Lesniak's case presently resides in the U.S District Court, District of New Jersey, seeking declaratory relief. But the upshot is that New Jersey believes that it "Would benefit significantly from lifting the federal ban and legalizing sports betting in this state, as increased revenues would be generated and numerous jobs would be created for New Jersey residents as a result of sports betting activities at Atlantic City casinos and New Jersey's racetracks, further enhancing tourism and economic growth," according to Resolution No. 19.
Prior to PASPA, the Wire Act was enacted in 1961. It was intended exclusively for prohibiting the placement of bets by telephone to bookmakers for sporting events, and was largely put in place by then U.S. Attorney General, Robert F. Kennedy, in order to discourage organized crime and bookmaking. But gaming and its technology has come light years since 1961, and it would appear that the Wire Act's shelf life has thus expired.
Meanwhile, in the U.S. Congress, House Representative Barney Frank (D-MA), Chairman of the House Financial Services Committee, has promoted a federal resolution to legalize and regulate the internet gambling industry in the U.S. (H.R. 2667). That proposal falls on the heels of the Unlawful Internet Gambling Enforcement Act of 2006 (UIGEA).
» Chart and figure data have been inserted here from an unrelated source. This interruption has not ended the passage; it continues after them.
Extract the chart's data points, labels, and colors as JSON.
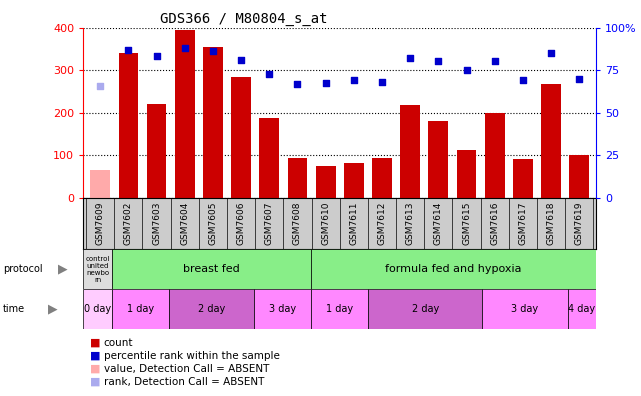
{
  "title": "GDS366 / M80804_s_at",
  "samples": [
    "GSM7609",
    "GSM7602",
    "GSM7603",
    "GSM7604",
    "GSM7605",
    "GSM7606",
    "GSM7607",
    "GSM7608",
    "GSM7610",
    "GSM7611",
    "GSM7612",
    "GSM7613",
    "GSM7614",
    "GSM7615",
    "GSM7616",
    "GSM7617",
    "GSM7618",
    "GSM7619"
  ],
  "count_values": [
    65,
    340,
    220,
    395,
    355,
    285,
    188,
    93,
    75,
    83,
    95,
    218,
    180,
    113,
    200,
    91,
    268,
    100
  ],
  "count_absent": [
    true,
    false,
    false,
    false,
    false,
    false,
    false,
    false,
    false,
    false,
    false,
    false,
    false,
    false,
    false,
    false,
    false,
    false
  ],
  "rank_values": [
    262,
    348,
    334,
    352,
    346,
    323,
    291,
    268,
    271,
    278,
    273,
    328,
    322,
    300,
    322,
    278,
    340,
    280
  ],
  "rank_absent": [
    true,
    false,
    false,
    false,
    false,
    false,
    false,
    false,
    false,
    false,
    false,
    false,
    false,
    false,
    false,
    false,
    false,
    false
  ],
  "bar_color": "#cc0000",
  "bar_absent_color": "#ffaaaa",
  "rank_color": "#0000cc",
  "rank_absent_color": "#aaaaee",
  "left_ylim": [
    0,
    400
  ],
  "left_yticks": [
    0,
    100,
    200,
    300,
    400
  ],
  "right_yticklabels": [
    "0",
    "25",
    "50",
    "75",
    "100%"
  ],
  "protocol_segments": [
    {
      "start": 0,
      "end": 1,
      "label": "control\nunited\nnewbo\nrn",
      "color": "#dddddd"
    },
    {
      "start": 1,
      "end": 8,
      "label": "breast fed",
      "color": "#88ee88"
    },
    {
      "start": 8,
      "end": 18,
      "label": "formula fed and hypoxia",
      "color": "#88ee88"
    }
  ],
  "time_segments": [
    {
      "start": 0,
      "end": 1,
      "label": "0 day",
      "color": "#ffccff"
    },
    {
      "start": 1,
      "end": 3,
      "label": "1 day",
      "color": "#ff88ff"
    },
    {
      "start": 3,
      "end": 6,
      "label": "2 day",
      "color": "#cc66cc"
    },
    {
      "start": 6,
      "end": 8,
      "label": "3 day",
      "color": "#ff88ff"
    },
    {
      "start": 8,
      "end": 10,
      "label": "1 day",
      "color": "#ff88ff"
    },
    {
      "start": 10,
      "end": 14,
      "label": "2 day",
      "color": "#cc66cc"
    },
    {
      "start": 14,
      "end": 17,
      "label": "3 day",
      "color": "#ff88ff"
    },
    {
      "start": 17,
      "end": 18,
      "label": "4 day",
      "color": "#ff88ff"
    }
  ],
  "legend_items": [
    {
      "label": "count",
      "color": "#cc0000"
    },
    {
      "label": "percentile rank within the sample",
      "color": "#0000cc"
    },
    {
      "label": "value, Detection Call = ABSENT",
      "color": "#ffaaaa"
    },
    {
      "label": "rank, Detection Call = ABSENT",
      "color": "#aaaaee"
    }
  ]
}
It proscribes that offshore internet gambling is a violation of federal law.
Furthermore, legislation was passed by the New Jersey legislature in its state Senate to amend the New Jersey State Constitution, allowing legalized sports betting, which the New Jersey voters would ultimately vote on in a referendum as early November 2010.
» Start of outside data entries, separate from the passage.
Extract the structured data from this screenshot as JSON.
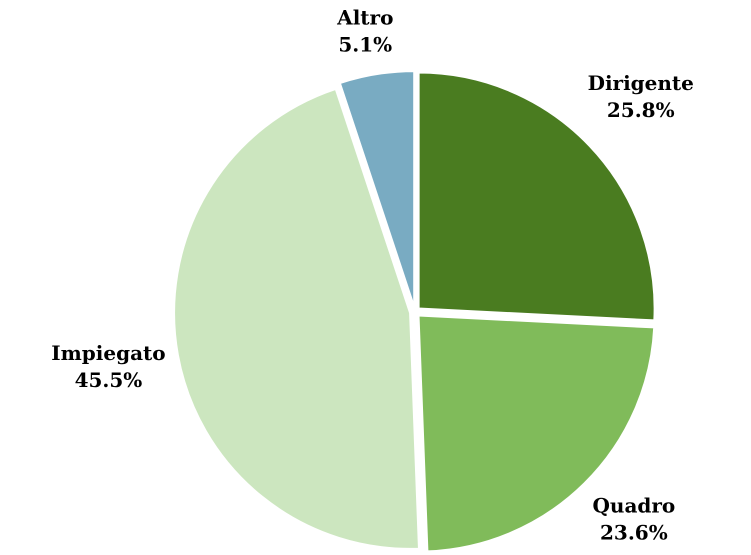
{
  "chart_data": {
    "type": "pie",
    "categories": [
      "Dirigente",
      "Quadro",
      "Impiegato",
      "Altro"
    ],
    "values": [
      25.8,
      23.6,
      45.5,
      5.1
    ],
    "value_labels": [
      "25.8%",
      "23.6%",
      "45.5%",
      "5.1%"
    ],
    "colors": [
      "#4a7c20",
      "#80bb5a",
      "#cce6bf",
      "#79abc2"
    ]
  }
}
But this constant back and forth between drafting new law and upholding existing legislation on a federal level to regulate gaming, runs in direct conflict with those states introducing new laws, geared to open up the flood gates for a variety of legalized gaming platforms, including sports betting.
In addition, the National Indian Gaming Association, with respect to state Indian gaming contracts, originally authorized by the U.S. federal government, presents other conflicts on both state and federal levels.
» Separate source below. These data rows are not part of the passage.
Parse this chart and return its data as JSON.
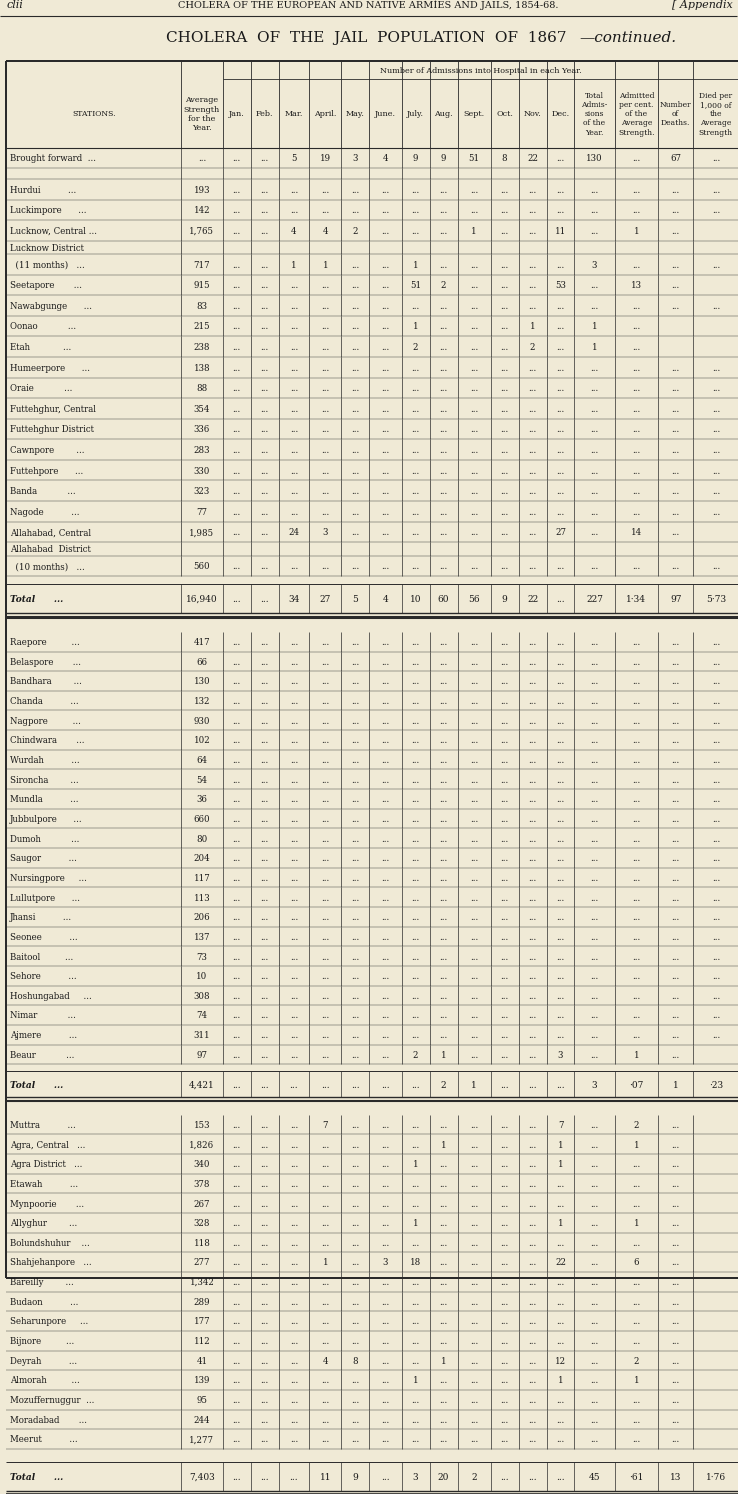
{
  "page_header_left": "clii",
  "page_header_center": "CHOLERA OF THE EUROPEAN AND NATIVE ARMÍES AND JAILS, 1854-68.",
  "page_header_right": "[ Appendix",
  "title_main": "CHOLERA  OF  THE  JAIL  POPULATION  OF  1867",
  "title_italic": "—continued.",
  "col_header_span": "Number of Admissions into Hospital in each Year.",
  "bg_color": "#f0ead6",
  "text_color": "#1a1a1a",
  "section1": [
    [
      "Brought forward  ...",
      "...",
      "...",
      "...",
      "5",
      "19",
      "3",
      "4",
      "9",
      "9",
      "51",
      "8",
      "22",
      "...",
      "130",
      "...",
      "67",
      "..."
    ],
    [
      "",
      "",
      "",
      "",
      "",
      "",
      "",
      "",
      "",
      "",
      "",
      "",
      "",
      "",
      "",
      "",
      "",
      ""
    ],
    [
      "Hurdui          ...",
      "193",
      "...",
      "...",
      "...",
      "...",
      "...",
      "...",
      "...",
      "...",
      "...",
      "...",
      "...",
      "...",
      "...",
      "...",
      "...",
      "..."
    ],
    [
      "Luckimpore      ...",
      "142",
      "...",
      "...",
      "...",
      "...",
      "...",
      "...",
      "...",
      "...",
      "...",
      "...",
      "...",
      "...",
      "...",
      "...",
      "...",
      "..."
    ],
    [
      "Lucknow, Central ...",
      "1,765",
      "...",
      "...",
      "4",
      "4",
      "2",
      "...",
      "...",
      "...",
      "1",
      "...",
      "...",
      "11",
      "...",
      "1",
      "..."
    ],
    [
      "Lucknow District",
      "",
      "",
      "",
      "",
      "",
      "",
      "",
      "",
      "",
      "",
      "",
      "",
      "",
      "",
      "",
      "",
      ""
    ],
    [
      "  (11 months)   ...",
      "717",
      "...",
      "...",
      "1",
      "1",
      "...",
      "...",
      "1",
      "...",
      "...",
      "...",
      "...",
      "...",
      "3",
      "...",
      "...",
      "..."
    ],
    [
      "Seetapore       ...",
      "915",
      "...",
      "...",
      "...",
      "...",
      "...",
      "...",
      "51",
      "2",
      "...",
      "...",
      "...",
      "53",
      "...",
      "13",
      "..."
    ],
    [
      "Nawabgunge      ...",
      "83",
      "...",
      "...",
      "...",
      "...",
      "...",
      "...",
      "...",
      "...",
      "...",
      "...",
      "...",
      "...",
      "...",
      "...",
      "...",
      "..."
    ],
    [
      "Oonao           ...",
      "215",
      "...",
      "...",
      "...",
      "...",
      "...",
      "...",
      "1",
      "...",
      "...",
      "...",
      "1",
      "...",
      "1",
      "..."
    ],
    [
      "Etah            ...",
      "238",
      "...",
      "...",
      "...",
      "...",
      "...",
      "...",
      "2",
      "...",
      "...",
      "...",
      "2",
      "...",
      "1",
      "..."
    ],
    [
      "Humeerpore      ...",
      "138",
      "...",
      "...",
      "...",
      "...",
      "...",
      "...",
      "...",
      "...",
      "...",
      "...",
      "...",
      "...",
      "...",
      "...",
      "...",
      "..."
    ],
    [
      "Oraie           ...",
      "88",
      "...",
      "...",
      "...",
      "...",
      "...",
      "...",
      "...",
      "...",
      "...",
      "...",
      "...",
      "...",
      "...",
      "...",
      "...",
      "..."
    ],
    [
      "Futtehghur, Central",
      "354",
      "...",
      "...",
      "...",
      "...",
      "...",
      "...",
      "...",
      "...",
      "...",
      "...",
      "...",
      "...",
      "...",
      "...",
      "...",
      "..."
    ],
    [
      "Futtehghur District",
      "336",
      "...",
      "...",
      "...",
      "...",
      "...",
      "...",
      "...",
      "...",
      "...",
      "...",
      "...",
      "...",
      "...",
      "...",
      "...",
      "..."
    ],
    [
      "Cawnpore        ...",
      "283",
      "...",
      "...",
      "...",
      "...",
      "...",
      "...",
      "...",
      "...",
      "...",
      "...",
      "...",
      "...",
      "...",
      "...",
      "...",
      "..."
    ],
    [
      "Futtehpore      ...",
      "330",
      "...",
      "...",
      "...",
      "...",
      "...",
      "...",
      "...",
      "...",
      "...",
      "...",
      "...",
      "...",
      "...",
      "...",
      "...",
      "..."
    ],
    [
      "Banda           ...",
      "323",
      "...",
      "...",
      "...",
      "...",
      "...",
      "...",
      "...",
      "...",
      "...",
      "...",
      "...",
      "...",
      "...",
      "...",
      "...",
      "..."
    ],
    [
      "Nagode          ...",
      "77",
      "...",
      "...",
      "...",
      "...",
      "...",
      "...",
      "...",
      "...",
      "...",
      "...",
      "...",
      "...",
      "...",
      "...",
      "...",
      "..."
    ],
    [
      "Allahabad, Central",
      "1,985",
      "...",
      "...",
      "24",
      "3",
      "...",
      "...",
      "...",
      "...",
      "...",
      "...",
      "...",
      "27",
      "...",
      "14",
      "..."
    ],
    [
      "Allahabad  District",
      "",
      "",
      "",
      "",
      "",
      "",
      "",
      "",
      "",
      "",
      "",
      "",
      "",
      "",
      "",
      "",
      ""
    ],
    [
      "  (10 months)   ...",
      "560",
      "...",
      "...",
      "...",
      "...",
      "...",
      "...",
      "...",
      "...",
      "...",
      "...",
      "...",
      "...",
      "...",
      "...",
      "...",
      "..."
    ]
  ],
  "total1": [
    "Total      ...",
    "16,940",
    "...",
    "...",
    "34",
    "27",
    "5",
    "4",
    "10",
    "60",
    "56",
    "9",
    "22",
    "...",
    "227",
    "1·34",
    "97",
    "5·73"
  ],
  "section2": [
    [
      "Raepore         ...",
      "417",
      "...",
      "...",
      "...",
      "...",
      "...",
      "...",
      "...",
      "...",
      "...",
      "...",
      "...",
      "...",
      "...",
      "...",
      "...",
      "..."
    ],
    [
      "Belaspore       ...",
      "66",
      "...",
      "...",
      "...",
      "...",
      "...",
      "...",
      "...",
      "...",
      "...",
      "...",
      "...",
      "...",
      "...",
      "...",
      "...",
      "..."
    ],
    [
      "Bandhara        ...",
      "130",
      "...",
      "...",
      "...",
      "...",
      "...",
      "...",
      "...",
      "...",
      "...",
      "...",
      "...",
      "...",
      "...",
      "...",
      "...",
      "..."
    ],
    [
      "Chanda          ...",
      "132",
      "...",
      "...",
      "...",
      "...",
      "...",
      "...",
      "...",
      "...",
      "...",
      "...",
      "...",
      "...",
      "...",
      "...",
      "...",
      "..."
    ],
    [
      "Nagpore         ...",
      "930",
      "...",
      "...",
      "...",
      "...",
      "...",
      "...",
      "...",
      "...",
      "...",
      "...",
      "...",
      "...",
      "...",
      "...",
      "...",
      "..."
    ],
    [
      "Chindwara       ...",
      "102",
      "...",
      "...",
      "...",
      "...",
      "...",
      "...",
      "...",
      "...",
      "...",
      "...",
      "...",
      "...",
      "...",
      "...",
      "...",
      "..."
    ],
    [
      "Wurdah          ...",
      "64",
      "...",
      "...",
      "...",
      "...",
      "...",
      "...",
      "...",
      "...",
      "...",
      "...",
      "...",
      "...",
      "...",
      "...",
      "...",
      "..."
    ],
    [
      "Sironcha        ...",
      "54",
      "...",
      "...",
      "...",
      "...",
      "...",
      "...",
      "...",
      "...",
      "...",
      "...",
      "...",
      "...",
      "...",
      "...",
      "...",
      "..."
    ],
    [
      "Mundla          ...",
      "36",
      "...",
      "...",
      "...",
      "...",
      "...",
      "...",
      "...",
      "...",
      "...",
      "...",
      "...",
      "...",
      "...",
      "...",
      "...",
      "..."
    ],
    [
      "Jubbulpore      ...",
      "660",
      "...",
      "...",
      "...",
      "...",
      "...",
      "...",
      "...",
      "...",
      "...",
      "...",
      "...",
      "...",
      "...",
      "...",
      "...",
      "..."
    ],
    [
      "Dumoh           ...",
      "80",
      "...",
      "...",
      "...",
      "...",
      "...",
      "...",
      "...",
      "...",
      "...",
      "...",
      "...",
      "...",
      "...",
      "...",
      "...",
      "..."
    ],
    [
      "Saugor          ...",
      "204",
      "...",
      "...",
      "...",
      "...",
      "...",
      "...",
      "...",
      "...",
      "...",
      "...",
      "...",
      "...",
      "...",
      "...",
      "...",
      "..."
    ],
    [
      "Nursingpore     ...",
      "117",
      "...",
      "...",
      "...",
      "...",
      "...",
      "...",
      "...",
      "...",
      "...",
      "...",
      "...",
      "...",
      "...",
      "...",
      "...",
      "..."
    ],
    [
      "Lullutpore      ...",
      "113",
      "...",
      "...",
      "...",
      "...",
      "...",
      "...",
      "...",
      "...",
      "...",
      "...",
      "...",
      "...",
      "...",
      "...",
      "...",
      "..."
    ],
    [
      "Jhansi          ...",
      "206",
      "...",
      "...",
      "...",
      "...",
      "...",
      "...",
      "...",
      "...",
      "...",
      "...",
      "...",
      "...",
      "...",
      "...",
      "...",
      "..."
    ],
    [
      "Seonee          ...",
      "137",
      "...",
      "...",
      "...",
      "...",
      "...",
      "...",
      "...",
      "...",
      "...",
      "...",
      "...",
      "...",
      "...",
      "...",
      "...",
      "..."
    ],
    [
      "Baitool         ...",
      "73",
      "...",
      "...",
      "...",
      "...",
      "...",
      "...",
      "...",
      "...",
      "...",
      "...",
      "...",
      "...",
      "...",
      "...",
      "...",
      "..."
    ],
    [
      "Sehore          ...",
      "10",
      "...",
      "...",
      "...",
      "...",
      "...",
      "...",
      "...",
      "...",
      "...",
      "...",
      "...",
      "...",
      "...",
      "...",
      "...",
      "..."
    ],
    [
      "Hoshungabad     ...",
      "308",
      "...",
      "...",
      "...",
      "...",
      "...",
      "...",
      "...",
      "...",
      "...",
      "...",
      "...",
      "...",
      "...",
      "...",
      "...",
      "..."
    ],
    [
      "Nimar           ...",
      "74",
      "...",
      "...",
      "...",
      "...",
      "...",
      "...",
      "...",
      "...",
      "...",
      "...",
      "...",
      "...",
      "...",
      "...",
      "...",
      "..."
    ],
    [
      "Ajmere          ...",
      "311",
      "...",
      "...",
      "...",
      "...",
      "...",
      "...",
      "...",
      "...",
      "...",
      "...",
      "...",
      "...",
      "...",
      "...",
      "...",
      "..."
    ],
    [
      "Beaur           ...",
      "97",
      "...",
      "...",
      "...",
      "...",
      "...",
      "...",
      "2",
      "1",
      "...",
      "...",
      "...",
      "3",
      "...",
      "1",
      "..."
    ]
  ],
  "total2": [
    "Total      ...",
    "4,421",
    "...",
    "...",
    "...",
    "...",
    "...",
    "...",
    "...",
    "2",
    "1",
    "...",
    "...",
    "...",
    "3",
    "·07",
    "1",
    "·23"
  ],
  "section3": [
    [
      "Muttra          ...",
      "153",
      "...",
      "...",
      "...",
      "7",
      "...",
      "...",
      "...",
      "...",
      "...",
      "...",
      "...",
      "7",
      "...",
      "2",
      "..."
    ],
    [
      "Agra, Central   ...",
      "1,826",
      "...",
      "...",
      "...",
      "...",
      "...",
      "...",
      "...",
      "1",
      "...",
      "...",
      "...",
      "1",
      "...",
      "1",
      "..."
    ],
    [
      "Agra District   ...",
      "340",
      "...",
      "...",
      "...",
      "...",
      "...",
      "...",
      "1",
      "...",
      "...",
      "...",
      "...",
      "1",
      "...",
      "...",
      "..."
    ],
    [
      "Etawah          ...",
      "378",
      "...",
      "...",
      "...",
      "...",
      "...",
      "...",
      "...",
      "...",
      "...",
      "...",
      "...",
      "...",
      "...",
      "...",
      "..."
    ],
    [
      "Mynpoorie       ...",
      "267",
      "...",
      "...",
      "...",
      "...",
      "...",
      "...",
      "...",
      "...",
      "...",
      "...",
      "...",
      "...",
      "...",
      "...",
      "..."
    ],
    [
      "Allyghur        ...",
      "328",
      "...",
      "...",
      "...",
      "...",
      "...",
      "...",
      "1",
      "...",
      "...",
      "...",
      "...",
      "1",
      "...",
      "1",
      "..."
    ],
    [
      "Bolundshuhur    ...",
      "118",
      "...",
      "...",
      "...",
      "...",
      "...",
      "...",
      "...",
      "...",
      "...",
      "...",
      "...",
      "...",
      "...",
      "...",
      "..."
    ],
    [
      "Shahjehanpore   ...",
      "277",
      "...",
      "...",
      "...",
      "1",
      "...",
      "3",
      "18",
      "...",
      "...",
      "...",
      "...",
      "22",
      "...",
      "6",
      "..."
    ],
    [
      "Bareilly        ...",
      "1,342",
      "...",
      "...",
      "...",
      "...",
      "...",
      "...",
      "...",
      "...",
      "...",
      "...",
      "...",
      "...",
      "...",
      "...",
      "..."
    ],
    [
      "Budaon          ...",
      "289",
      "...",
      "...",
      "...",
      "...",
      "...",
      "...",
      "...",
      "...",
      "...",
      "...",
      "...",
      "...",
      "...",
      "...",
      "..."
    ],
    [
      "Seharunpore     ...",
      "177",
      "...",
      "...",
      "...",
      "...",
      "...",
      "...",
      "...",
      "...",
      "...",
      "...",
      "...",
      "...",
      "...",
      "...",
      "..."
    ],
    [
      "Bijnore         ...",
      "112",
      "...",
      "...",
      "...",
      "...",
      "...",
      "...",
      "...",
      "...",
      "...",
      "...",
      "...",
      "...",
      "...",
      "...",
      "..."
    ],
    [
      "Deyrah          ...",
      "41",
      "...",
      "...",
      "...",
      "4",
      "8",
      "...",
      "...",
      "1",
      "...",
      "...",
      "...",
      "12",
      "...",
      "2",
      "..."
    ],
    [
      "Almorah         ...",
      "139",
      "...",
      "...",
      "...",
      "...",
      "...",
      "...",
      "1",
      "...",
      "...",
      "...",
      "...",
      "1",
      "...",
      "1",
      "..."
    ],
    [
      "Mozuffernuggur  ...",
      "95",
      "...",
      "...",
      "...",
      "...",
      "...",
      "...",
      "...",
      "...",
      "...",
      "...",
      "...",
      "...",
      "...",
      "...",
      "..."
    ],
    [
      "Moradabad       ...",
      "244",
      "...",
      "...",
      "...",
      "...",
      "...",
      "...",
      "...",
      "...",
      "...",
      "...",
      "...",
      "...",
      "...",
      "...",
      "..."
    ],
    [
      "Meerut          ...",
      "1,277",
      "...",
      "...",
      "...",
      "...",
      "...",
      "...",
      "...",
      "...",
      "...",
      "...",
      "...",
      "...",
      "...",
      "...",
      "..."
    ]
  ],
  "total3": [
    "Total      ...",
    "7,403",
    "...",
    "...",
    "...",
    "11",
    "9",
    "...",
    "3",
    "20",
    "2",
    "...",
    "...",
    "...",
    "45",
    "·61",
    "13",
    "1·76"
  ]
}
Therefore, with the rights of gamblers continually in flux, the question must be asked what about the rights of non-gamblers and the resources that will be expended towards the downside that accompanies a gambling culture, upon which states will necessarily become dependent?
In the state of Nevada alone, with unemployment approaching 23%, for those presently receiving extended unemployment benefits as well as those no longer receiving such benefits, it is the gaming industry specifically that is responsible for such a jobs freefall which accompanies a nearly $1 billion state budget shortfall. Add to that the highest mortgage foreclosure rates in the entire U.S. and there arises a recipe for disaster.
And as gaming drives all other industry including construction, conventions and tourism, primarily in Las Vegas, it would make one wonder what other state officials are thinking when gaming revenues in Las Vegas went down over 20% between 2008 and 2009, and it has yet to come out of its funk.